I’ve heard of urging kids to eat their peas and carrots.
I’ve heard of begging kids to brush their teeth.
I’ve heard of imploring kids to do their homework.
I’ve heard of pleading with kids to put on a coat, comb their hair, make their beds, pick up their clothes, clean their rooms, feed the dog and take out the garbage.
But I’ve never heard of anyone pleading with kids to play.
Until now. In case you haven’t noticed, there is a national campaign underway to encourage kids to — read it and weep — play.
This includes TV ads that employ pro football players to convey the message. One begins with a kid telling his classmates, “We make 60 minutes of play something to remember!” Then JJ Watts, the defensive star of the Houston Texans, announces, “We make 60 minutes of play our top priority.”
Cam Newton, the Carolina Panthers quarterback, stars in a similar ad. “I promise to exercise and eat right,” a kid tells Newton.
“Don’t forget 60 minutes of play a day, right?” Newton replies.
There are dozens of news reports and websites devoted to the subject. Participaction.com posted an article titled: “10 Ways to Help Your Kids Play More!” Some websites not only urge kids to play but provide written instructions on HOW TO PLAY. Kidshealth.org offers these helpful hints: “Try hopping on your bike, strapping on your skates, or grabbing your skateboard. Or try jumping rope and counting how many times you can jump before you miss. Jumping a rope is a great way to get aerobic exercise.”
Wait a minute, what is going on? What planet is this? Since when do you have to convince kids to play? They invented play. What are they going to tell them next, to eat more candy?

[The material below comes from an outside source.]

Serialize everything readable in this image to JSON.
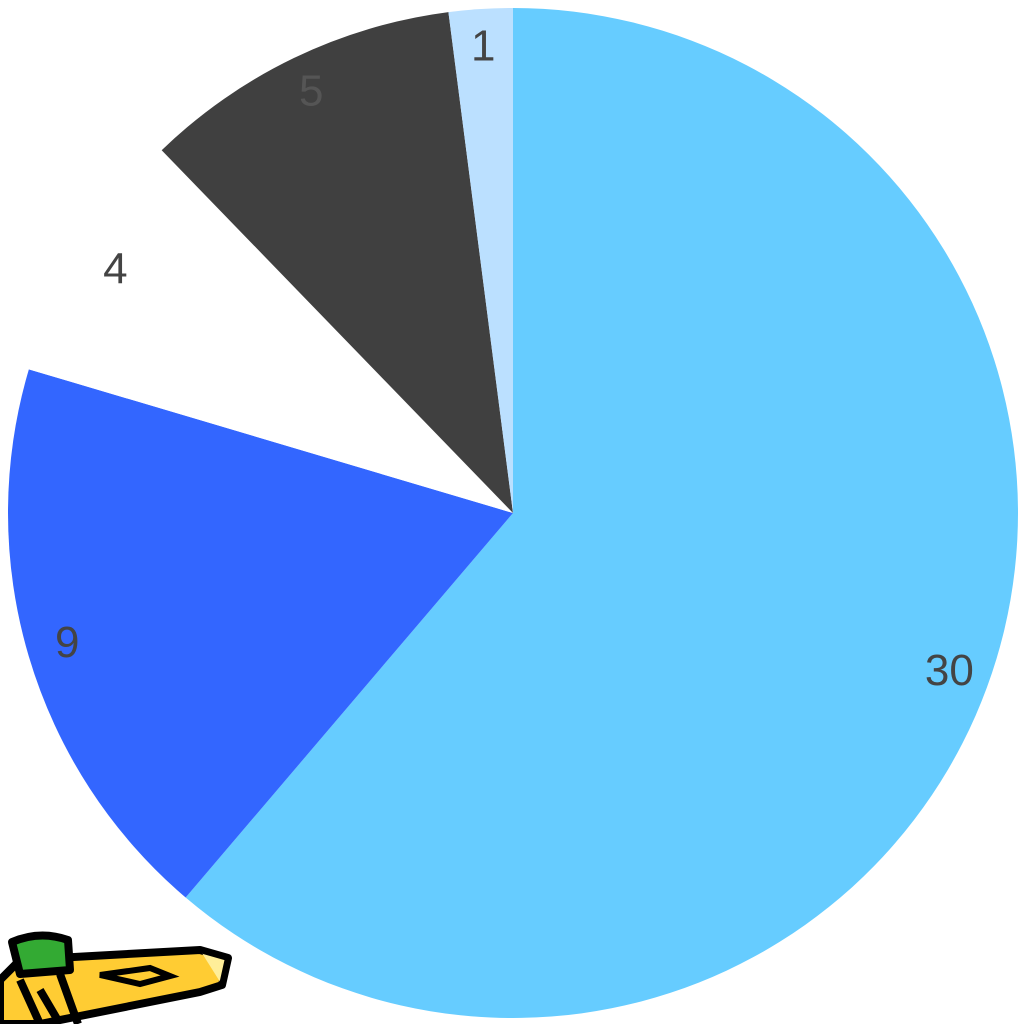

Call it another (bleak) sign of the times. Letsmove.gov explains the problem. “ Eight to 18-year-old adolescents spend an average of 7.5 hours a day using entertainment media, including TV, computers, video games, cell phones and movies, in a typical day, and only one-third of high school students get the recommended levels of physical activity.” The other problem: Parents overschedule their kids with structured activities and structured play, if there can be such a thing.
So kids are sedentary, fat and unhealthy and at the current rate our species will evolve into a giant pair of thumbs and outsized eyes, with shriveled arms and legs. The alarm has been sounded. “Make 2014 the Year Your Kids Play” (CNN). “The Serious Need for Play” (Scientific American). “The Kids Don’t Play Anymore” (Globe and Mail). “Less Play Time = More Troubled Kids” (U.S. News).
Try this: The next time you drive through a neighborhood, count how many kids are outside playing. There was a time when driveways, yards, parks and any empty lots were filled with kids having fun. Not anymore.
Twenty years ago, no one had to remind kids to play; it wasn’t as if they were going to forget. Kids forgot to do homework or chores, but they didn’t forget to play. Parents didn't have to tell them to start playing; they had to tell them to stop. Otherwise, they would’ve played right through dinner and bedtime.
Kids played every waking minute they weren’t in a classroom, and their favorite subject was recess. They didn’t call it aerobic exercise or even exercise; they called it fun. If exercise was an unintended benefit, fine, whatever. They played pickup games anywhere there was a yard, park, empty lot, driveway, or street. They roamed fields and explored woods and swam in creeks and fished ponds and made forts and played tag and hide and seek and dodgeball.
They didn’t need anyone to tell them what bikes or skateboards were for, either. Not that such toys were always necessary. They played with whatever was available — cans, pillows, rocks, sticks, little brothers, dogs, dirt, trees, hoses.7 comments on this story
Nowadays, getting a kid to play is like getting him to practice the piano or clean the garage. Playing is a tough job, kids, but someone’s got to do it. Now they’re trying to squeeze a little play into their schedules between texting and Xboxing and iPadding and cell phoning and dancing/music/pitching lessons. If the movie “Sandlot” were made today, the kids would have personal coaches for hitting, pitching and weightlifting.
Peter Gray, a psychologist at Boston College, wrote a powerful essay in Aeon Magazine on the subject. He believes adults have been “chipping away” at children's' free play for 50 years “by increasing the time that children had to spend at schoolwork and, even more significantly, by reducing children’s freedom to play on their own, even when they were out of school and not doing homework. Adult-directed sports for children began to replace ‘pickup’ games; adult-directed classes out of school began to replace hobbies; and parents’ fears led them, ever more, to forbid children from going out to play with other kids, away from home, unsupervised.” Gray believes the loss of free play impairs children intellectually and socially.
It's a strange state of affairs when kids have to be told to play. Maybe they don’t even know how to do it anymore.